Come fa notare il giornale Il Foglio, l’attuale narrazione di Giorgia Meloni “smentisce” tutta una serie di cose dichiarate da lei stessa negli ultimi mesi e anni. Se mai il fantomatico “Piano Mattei” dovesse vedere la luce, “Meloni deve ringraziare che mai nessuna delle cose che lei invocava in fatto di cooperazione energetica sia stata attuata in passato”, scrive Il Foglio. In passato, infatti, un Piano che preveda di sfruttare l’Italia come hub energetico era tecnicamente impossibile, almeno fino a quando Fratelli d’Italia – il partito di Giorgia Meloni – si è opposto alla realizzazione del metanodotto di Sulmona, in Abruzzo, in grado di spingere il gas provenienti dal Mediterraneo verso il nord dell’Europa tramite gasdotto. Insomma, l’hub si sarebbe fermato a metà paese: un collo di bottiglia rimosso dal governo Draghi con un decreto dedicato.
L'Algeria stanzia "più di 40 miliardi di dollari" per investimenti "nell'esplorazione di idrocarburi" per mantenere la produzione di gas "sopra i 110 miliardi di metri cubi all'anno". Così il ministro dell'Energia e delle Miniere Arkab #ANSAAmbiente ➡ https://t.co/cIE7mb5ABQpic.twitter.com/WukLTyWtIg
Trivelle, gasdotti e rigassificatori: i nodi che Meloni non voleva
Poi c’è la questione delle trivellazioni nell’Adriatico: sul tema, l’attuale prima ministra si è sempre schierata contro, fino a battersi per il “sì” al referendum del 2016, per poi annunciare nuove concessioni nel novembre 2022.
Per il Gnl (gas naturale liquido) “il cortocircuito è ancora più surreale”, continua Il Foglio, perché nel famigerato “Piano Mattei” rientrerebbe anche il rigassificatore di Piombino osteggiato dal sindaco della città toscana, anche lui in forze a Fratelli d’Italia, che ha di recente presentato ricorso al Tar per ostacolare la realizzazione dell’impianto. Infine, nel “Piano Mattei” ci sarebbe spazio pure per la Trans adriatic pipeline, il famoso Tap: Meloni lo ha bocciato fino al 2016, quando l’allora primo ministro Matteo Renzi era a favore. Poi, nel 2018, il ravvedimento: diventò a favore del gasdotto quando il Movimento5Stelle al governo voleva bloccarlo.

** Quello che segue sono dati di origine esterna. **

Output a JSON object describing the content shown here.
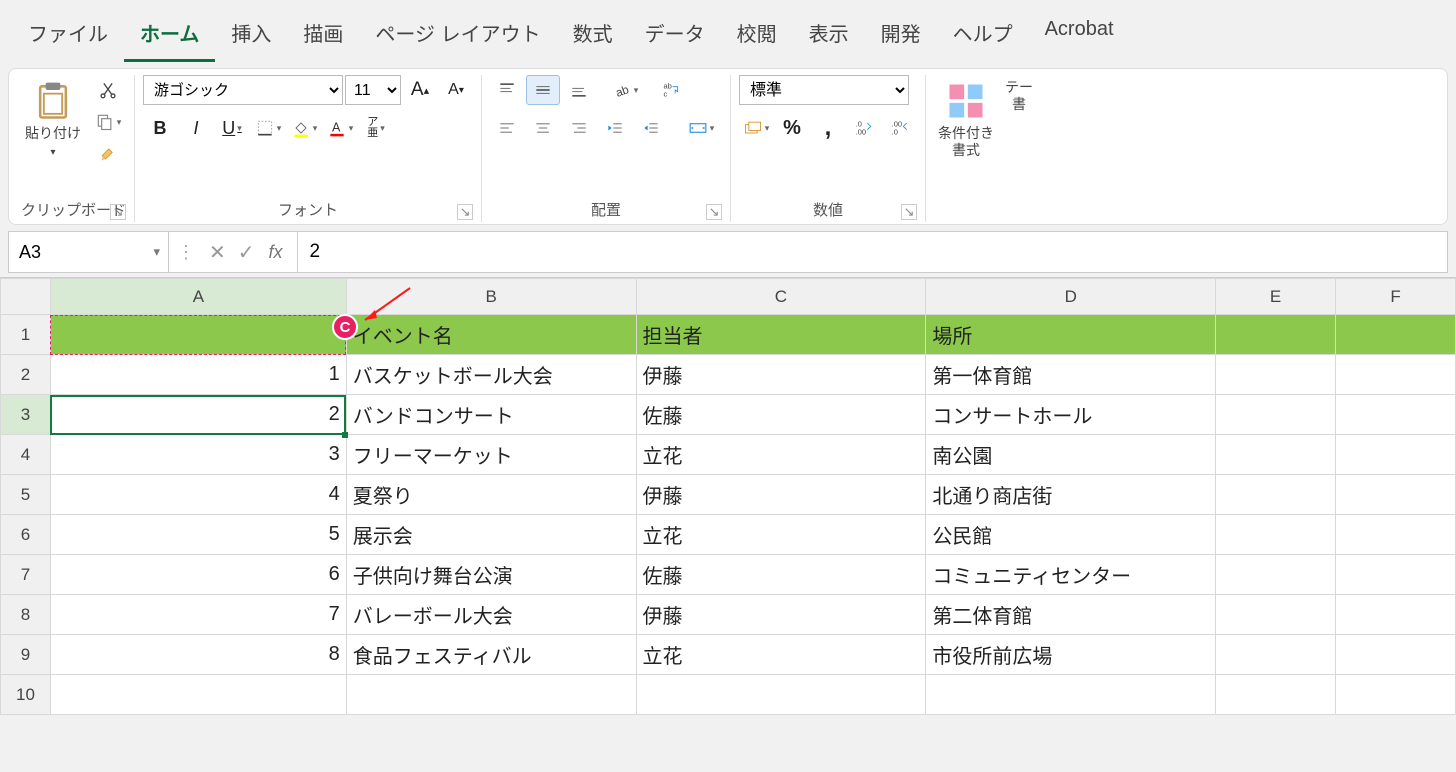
{
  "tabs": [
    "ファイル",
    "ホーム",
    "挿入",
    "描画",
    "ページ レイアウト",
    "数式",
    "データ",
    "校閲",
    "表示",
    "開発",
    "ヘルプ",
    "Acrobat"
  ],
  "active_tab": 1,
  "ribbon": {
    "clipboard": {
      "paste": "貼り付け",
      "label": "クリップボード"
    },
    "font": {
      "name": "游ゴシック",
      "size": "11",
      "label": "フォント"
    },
    "align": {
      "label": "配置"
    },
    "number": {
      "format": "標準",
      "label": "数値"
    },
    "styles": {
      "cf": "条件付き\n書式",
      "tbl": "テー\n書"
    }
  },
  "namebox": "A3",
  "formula": "2",
  "columns": [
    "A",
    "B",
    "C",
    "D",
    "E",
    "F"
  ],
  "rows": [
    {
      "n": 1,
      "header": true,
      "cells": [
        "",
        "イベント名",
        "担当者",
        "場所",
        "",
        ""
      ]
    },
    {
      "n": 2,
      "cells": [
        "1",
        "バスケットボール大会",
        "伊藤",
        "第一体育館",
        "",
        ""
      ]
    },
    {
      "n": 3,
      "cells": [
        "2",
        "バンドコンサート",
        "佐藤",
        "コンサートホール",
        "",
        ""
      ]
    },
    {
      "n": 4,
      "cells": [
        "3",
        "フリーマーケット",
        "立花",
        "南公園",
        "",
        ""
      ]
    },
    {
      "n": 5,
      "cells": [
        "4",
        "夏祭り",
        "伊藤",
        "北通り商店街",
        "",
        ""
      ]
    },
    {
      "n": 6,
      "cells": [
        "5",
        "展示会",
        "立花",
        "公民館",
        "",
        ""
      ]
    },
    {
      "n": 7,
      "cells": [
        "6",
        "子供向け舞台公演",
        "佐藤",
        "コミュニティセンター",
        "",
        ""
      ]
    },
    {
      "n": 8,
      "cells": [
        "7",
        "バレーボール大会",
        "伊藤",
        "第二体育館",
        "",
        ""
      ]
    },
    {
      "n": 9,
      "cells": [
        "8",
        "食品フェスティバル",
        "立花",
        "市役所前広場",
        "",
        ""
      ]
    },
    {
      "n": 10,
      "cells": [
        "",
        "",
        "",
        "",
        "",
        ""
      ]
    }
  ],
  "selected": {
    "row": 3,
    "col": 0
  },
  "marker": "C"
}
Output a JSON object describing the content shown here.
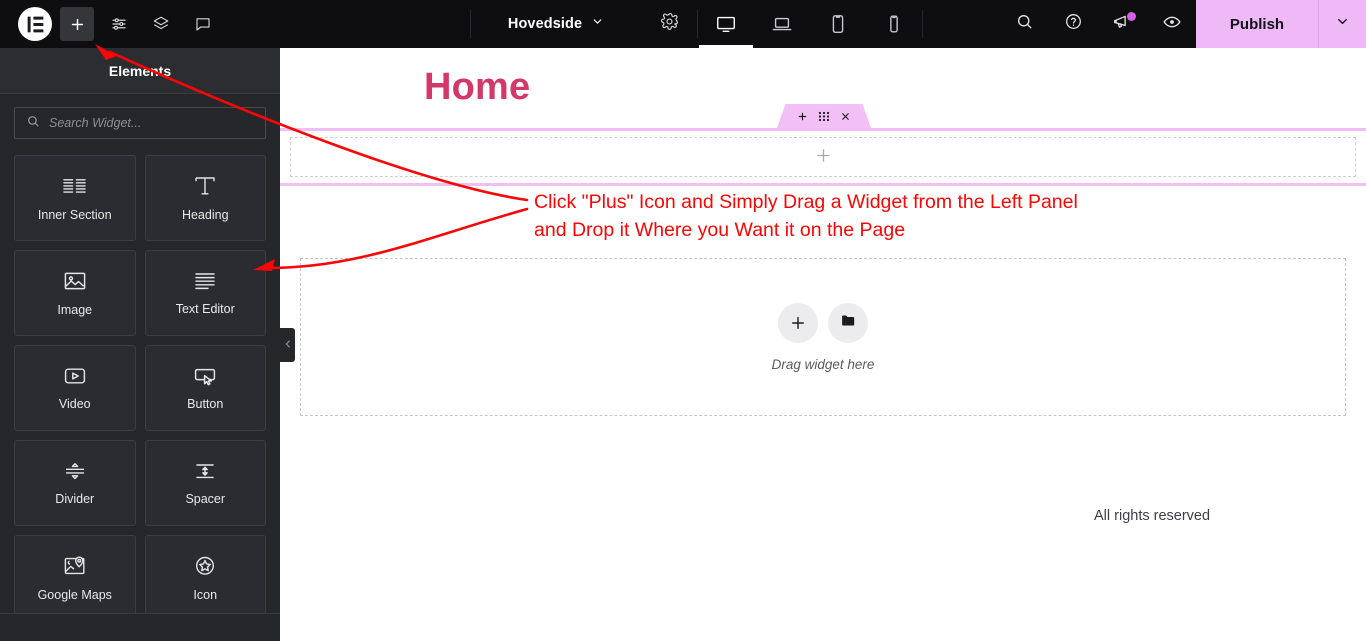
{
  "topbar": {
    "logo_icon": "elementor-logo-icon",
    "add_icon": "plus-icon",
    "settings_sliders_icon": "sliders-icon",
    "layers_icon": "layers-icon",
    "comment_icon": "comment-icon",
    "document_name": "Hovedside",
    "document_caret_icon": "chevron-down-icon",
    "gear_icon": "gear-icon",
    "devices": [
      {
        "name": "desktop",
        "icon": "desktop-icon",
        "active": true
      },
      {
        "name": "laptop",
        "icon": "laptop-icon",
        "active": false
      },
      {
        "name": "tablet",
        "icon": "tablet-icon",
        "active": false
      },
      {
        "name": "mobile",
        "icon": "mobile-icon",
        "active": false
      }
    ],
    "search_icon": "search-icon",
    "help_icon": "question-circle-icon",
    "megaphone_icon": "megaphone-icon",
    "has_notification": true,
    "preview_icon": "eye-icon",
    "publish_label": "Publish",
    "publish_caret_icon": "chevron-down-icon",
    "publish_bg": "#EFB8F7",
    "bar_bg": "#0E0E11"
  },
  "panel": {
    "title": "Elements",
    "search": {
      "placeholder": "Search Widget...",
      "value": "",
      "icon": "search-icon"
    },
    "widgets": [
      {
        "label": "Inner Section",
        "icon": "inner-section-icon"
      },
      {
        "label": "Heading",
        "icon": "heading-icon"
      },
      {
        "label": "Image",
        "icon": "image-icon"
      },
      {
        "label": "Text Editor",
        "icon": "text-editor-icon"
      },
      {
        "label": "Video",
        "icon": "video-icon"
      },
      {
        "label": "Button",
        "icon": "button-icon"
      },
      {
        "label": "Divider",
        "icon": "divider-icon"
      },
      {
        "label": "Spacer",
        "icon": "spacer-icon"
      },
      {
        "label": "Google Maps",
        "icon": "google-maps-icon"
      },
      {
        "label": "Icon",
        "icon": "star-icon"
      }
    ],
    "collapse_icon": "chevron-left-icon",
    "bg": "#26272B"
  },
  "canvas": {
    "page_title": "Home",
    "page_title_color": "#D2386A",
    "section_handle": {
      "add_icon": "plus-icon",
      "drag_icon": "drag-dots-icon",
      "close_icon": "close-icon",
      "bg": "#F2C0F7"
    },
    "empty_column_add_icon": "plus-icon",
    "dropzone": {
      "add_icon": "plus-icon",
      "folder_icon": "folder-icon",
      "text": "Drag widget here"
    },
    "footer_text": "All rights reserved"
  },
  "annotation": {
    "text": "Click \"Plus\" Icon and Simply Drag a Widget from the Left Panel\nand Drop it Where you Want it on the Page",
    "color": "#FB0505"
  }
}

Tutto e il contrario di tutto. Pensare che l’unica tecnologia in grado di ridurre le emissioni ce l’abbiamo già: parliamo delle rinnovabili e non c’è bisogno di alcun accordo con stati instabili a allineati alla Russia, che poi è proprio il caso dell’Algeria. Basterebbe risolvere i nodi della transizione a livello nazionale e l’Italia risolverebbe così i problemi di approvvigionamento dell’energia con fonti pulite e giuste.